Cincinnati: Yancy D. Gates, 31, a former prominent college basketball player who currently plays professionally overseas, has been sentenced to a year of probation and ordered to pay nearly $270,000 in restitution to the IRS for failing to pay his taxes.
Since 2012, Gates has played professional basketball for teams in Lithuania, Israel, China, Germany and France. He earned anywhere from $80,000 for his first season to $80,000 per month during the season he played in China. In addition to his salary, his teams provided him with all of his needs while living abroad, including his apartment, utilities, a car, health insurance, transportation and several round-trip flights he could use for himself or for family and friends. During the offseason, Gates would return to Ohio to live.

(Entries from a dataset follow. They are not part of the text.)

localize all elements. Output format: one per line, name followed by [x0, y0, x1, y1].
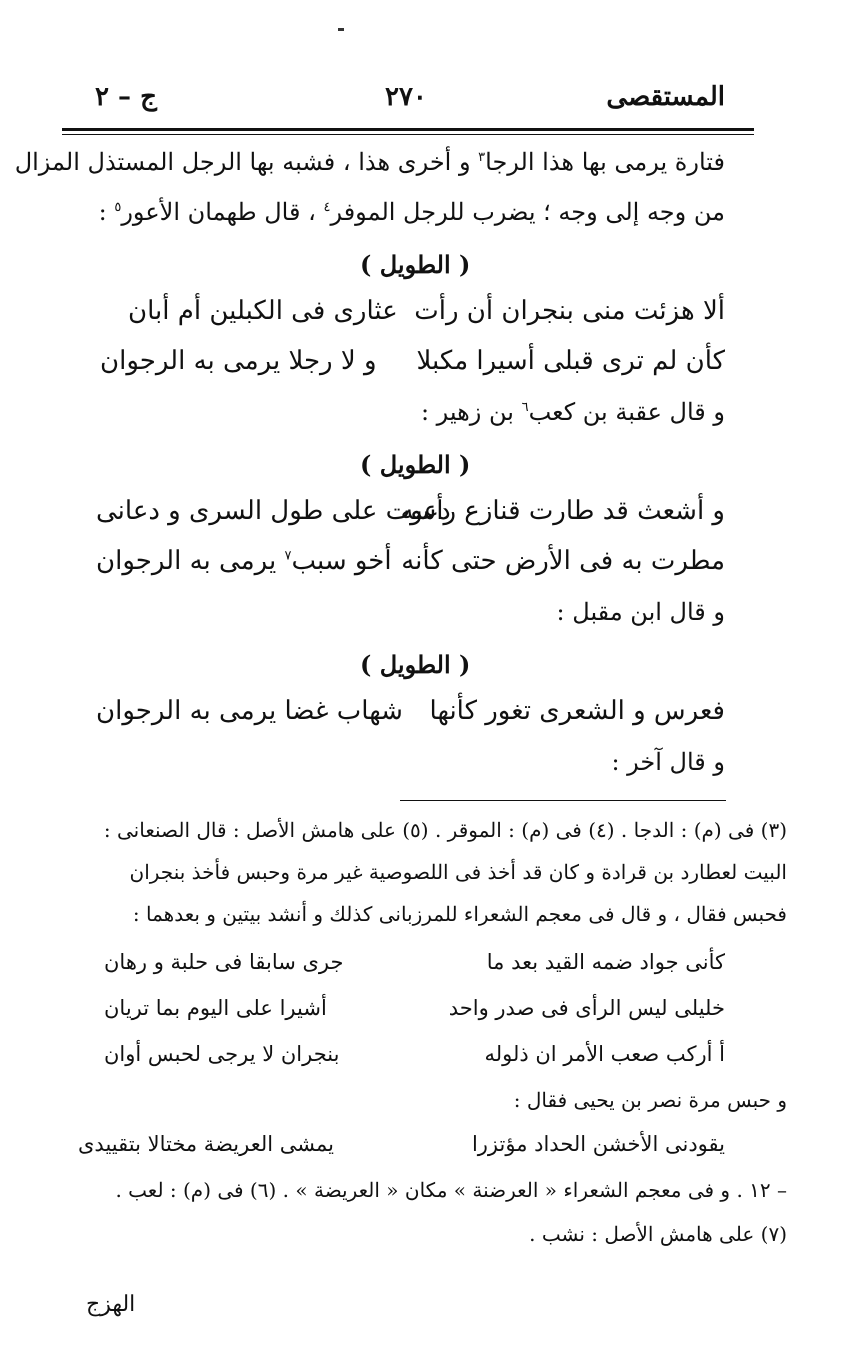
meter-label: ( الطويل ) — [360, 650, 471, 679]
body-line-1: فتارة يرمى بها هذا الرجا$^٣$ و أخرى هذا ، فشبه بها الرجل المستذل المزال — [14, 148, 725, 176]
footnote-verse-4-first: يقودنى الأخشن الحداد مؤتزرا — [471, 1132, 725, 1156]
ink-speck — [338, 28, 344, 31]
footnote-ref-4: ٤ — [323, 200, 331, 215]
verse-4-first-hemistich: مطرت به فى الأرض حتى كأنه — [401, 546, 725, 576]
footnote-ref-5: ٥ — [114, 200, 122, 215]
footnote-verse-2-first: خليلى ليس الرأى فى صدر واحد — [448, 996, 725, 1020]
footnote-line-4: و حبس مرة نصر بن يحيى فقال : — [513, 1088, 787, 1112]
footnote-verse-3-second: بنجران لا يرجى لحبس أوان — [104, 1042, 340, 1066]
footnote-ref-7: ٧ — [284, 548, 292, 564]
meter-label: ( الطويل ) — [360, 450, 471, 479]
page-number: ٢٧٠ — [385, 82, 427, 112]
footnote-line-3: فحبس فقال ، و قال فى معجم الشعراء للمرزبانى كذلك و أنشد بيتين و بعدهما : — [132, 902, 787, 926]
footnote-verse-1-first: كأنى جواد ضمه القيد بعد ما — [486, 950, 725, 974]
footnote-rule — [400, 800, 726, 801]
footnote-verse-3-first: أ أركب صعب الأمر ان ذلوله — [484, 1042, 725, 1066]
footnote-line-6: (٧) على هامش الأصل : نشب . — [529, 1222, 787, 1246]
footnote-verse-1-second: جرى سابقا فى حلبة و رهان — [104, 950, 344, 974]
footnote-line-1: (٣) فى (م) : الدجا . (٤) فى (م) : الموقر . (٥) على هامش الأصل : قال الصنعانى : — [103, 818, 787, 842]
footnote-line-2: البيت لعطارد بن قرادة و كان قد أخذ فى اللصوصية غير مرة وحبس فأخذ بنجران — [129, 860, 787, 884]
verse-1-second-hemistich: عثارى فى الكبلين أم أبان — [128, 296, 398, 326]
footnote-ref-6: ٦ — [521, 400, 529, 415]
verse-3-second-hemistich: دعوت على طول السرى و دعانى — [96, 496, 451, 526]
body-line-4: و قال ابن مقبل : — [556, 598, 725, 626]
footnote-verse-2-second: أشيرا على اليوم بما تريان — [104, 996, 327, 1020]
footnote-line-5: – ١٢ . و فى معجم الشعراء « العرضنة » مكان « العريضة » . (٦) فى (م) : لعب . — [115, 1178, 787, 1202]
verse-4-second-hemistich: أخو سبب$^٧$ يرمى به الرجوان — [96, 546, 392, 576]
running-title: المستقصى — [606, 82, 725, 112]
body-line-5: و قال آخر : — [611, 748, 725, 776]
verse-3-first-hemistich: و أشعث قد طارت قنازع رأسه — [400, 496, 725, 526]
verse-5-first-hemistich: فعرس و الشعرى تغور كأنها — [429, 696, 725, 726]
verse-1-first-hemistich: ألا هزئت منى بنجران أن رأت — [414, 296, 725, 326]
header-rule — [62, 128, 754, 131]
verse-2-first-hemistich: كأن لم ترى قبلى أسيرا مكبلا — [416, 346, 725, 376]
footnote-verse-4-second: يمشى العريضة مختالا بتقييدى — [78, 1132, 334, 1156]
verse-2-second-hemistich: و لا رجلا يرمى به الرجوان — [100, 346, 377, 376]
footnote-ref-3: ٣ — [478, 150, 486, 165]
catchword: الهزج — [86, 1292, 136, 1317]
body-line-2: من وجه إلى وجه ؛ يضرب للرجل الموفر$^٤$ ، قال طهمان الأعور$^٥$ : — [98, 198, 725, 226]
header-rule-thin — [62, 134, 754, 135]
meter-label: ( الطويل ) — [360, 250, 471, 279]
volume-label: ج – ٢ — [95, 82, 157, 112]
body-line-3: و قال عقبة بن كعب$^٦$ بن زهير : — [420, 398, 725, 426]
verse-5-second-hemistich: شهاب غضا يرمى به الرجوان — [96, 696, 403, 726]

Gates knew he was required to report his foreign earned income on a U.S. return, but has never filed a return nor reported any of his income from playing professional basketball.
New York: A lawsuit brought by American International Group has been settled in favor of the federal government.

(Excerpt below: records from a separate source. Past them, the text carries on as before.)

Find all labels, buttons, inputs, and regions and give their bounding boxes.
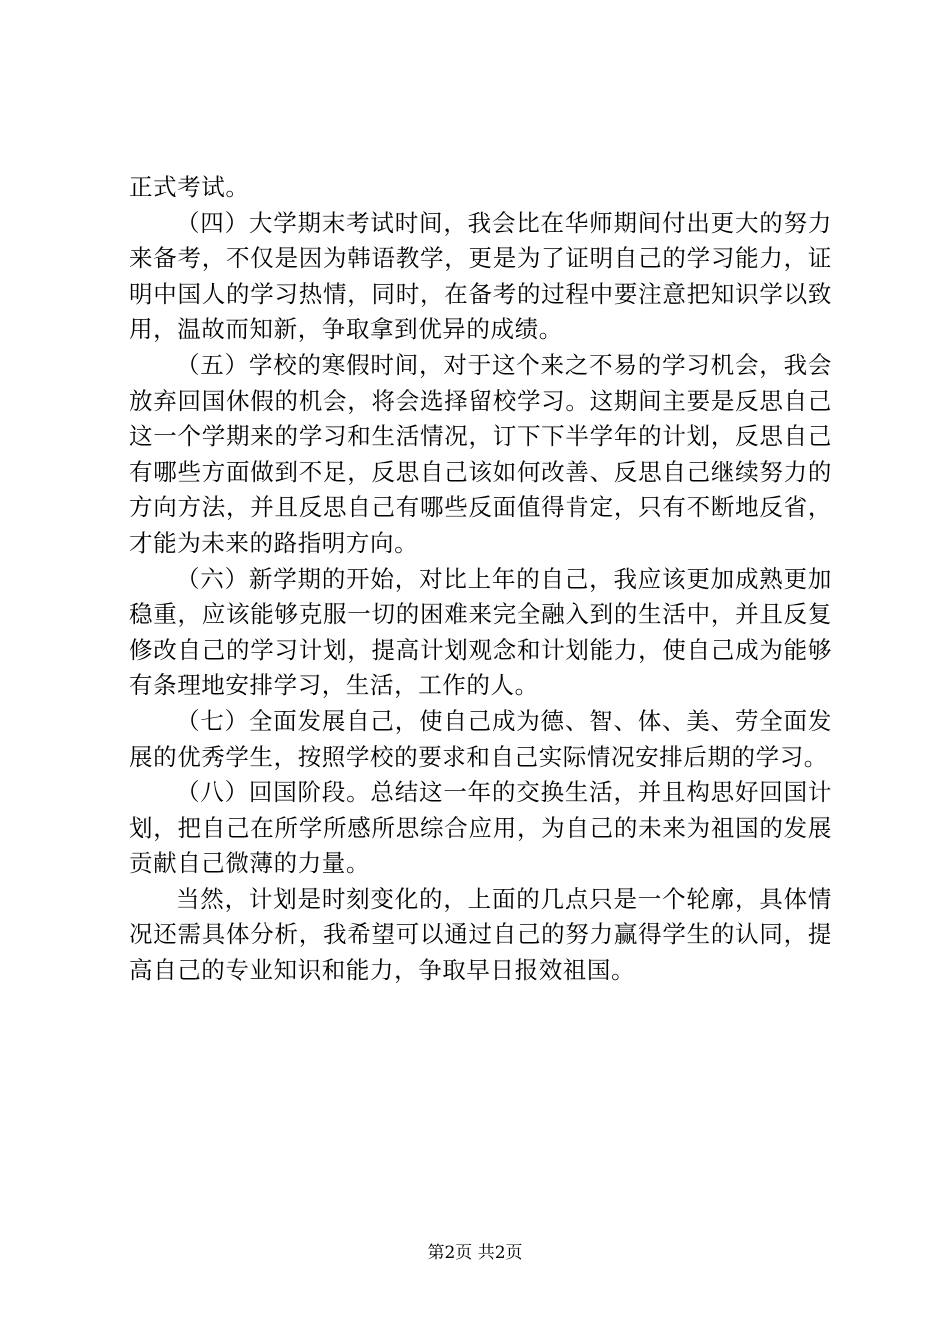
paragraph-item-4: （四）大学期末考试时间，我会比在华师期间付出更大的努力来备考，不仅是因为韩语教学，更是为了证明自己的学习能力，证明中国人的学习热情，同时，在备考的过程中要注意把知识学以致用，温故而知新，争取拿到优异的成绩。 (129, 208, 832, 344)
page-footer (0, 1243, 950, 1263)
paragraph-item-7: （七）全面发展自己，使自己成为德、智、体、美、劳全面发展的优秀学生，按照学校的要求和自己实际情况安排后期的学习。 (129, 706, 832, 771)
paragraph-conclusion: 当然，计划是时刻变化的，上面的几点只是一个轮廓，具体情况还需具体分析，我希望可以通过自己的努力赢得学生的认同，提高自己的专业知识和能力，争取早日报效祖国。 (129, 884, 832, 985)
paragraph-item-8: （八）回国阶段。总结这一年的交换生活，并且构思好回国计划，把自己在所学所感所思综合应用，为自己的未来为祖国的发展贡献自己微薄的力量。 (129, 778, 832, 878)
paragraph-item-5: （五）学校的寒假时间，对于这个来之不易的学习机会，我会放弃回国休假的机会，将会选择留校学习。这期间主要是反思自己这一个学期来的学习和生活情况，订下下半学年的计划，反思自己有哪些方面做到不足，反思自己该如何改善、反思自己继续努力的方向方法，并且反思自己有哪些反面值得肯定，只有不断地反省，才能为未来的路指明方向。 (129, 350, 832, 557)
paragraph-item-6: （六）新学期的开始，对比上年的自己，我应该更加成熟更加稳重，应该能够克服一切的困难来完全融入到的生活中，并且反复修改自己的学习计划，提高计划观念和计划能力，使自己成为能够有条理地安排学习，生活，工作的人。 (129, 564, 832, 700)
document-body (129, 170, 832, 989)
paragraph-continuation: 正式考试。 (129, 173, 250, 201)
page-number-label: 第2页 共2页 (427, 1243, 523, 1263)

The lawsuit involved seven cross-border financial transactions that the U.S. asserted were abusive tax shelters designed to generate bogus foreign tax credits that AIG improperly attempted to use to reduce its federal tax liabilities. AIG filed this lawsuit in 2009, seeking to recover disallowed foreign tax credits and other taxes related to the 1997 tax year.
Evidence showed that these transactions lacked “any meaningful economic substance, were devoid of any legitimate business purpose, and instead were designed solely to manufacture hundreds of millions of dollars in tax benefits to which AIG was not entitled,” the government said.
These complicated transactions, involving hundreds of agreements, numerous shell companies, and intricate cash flows, had no economic substance but rather exploited differences in U.S. and foreign tax laws to create profits from U.S. tax benefits. AIG was able to turn a profit by obtaining credits from the U.S. Treasury for foreign taxes it did not actually pay in full. AIG obtained more than $61 million in foreign tax credits during the 1997 tax year alone, the tax year resolved by the settlement. In 2008, the IRS issued a notice of deficiency to AIG that, among other things, disallowed the foreign tax credits AIG had claimed in connection with the seven transactions and asserted a 20 percent penalty. In 2009, after paying the deficiency, AIG filed a lawsuit against the U.S. challenging the IRS’s determination and demanding a refund.
AIG has agreed that all foreign tax credits that it claimed for the 1997 tax year and all later tax years for these same transactions, totaling more than $400 million, will be disallowed. AIG further agreed to pay a 10 percent penalty.
The settlement allows AIG to retain some deductions relating to six of the transactions that were structured as borrowings, as well as to remove certain amounts related to the transactions from its taxable income. The settlement also resolves some of AIG’s refund claims unrelated to the cross-border transactions stemming from the company’s restatement of its publicly filed financials.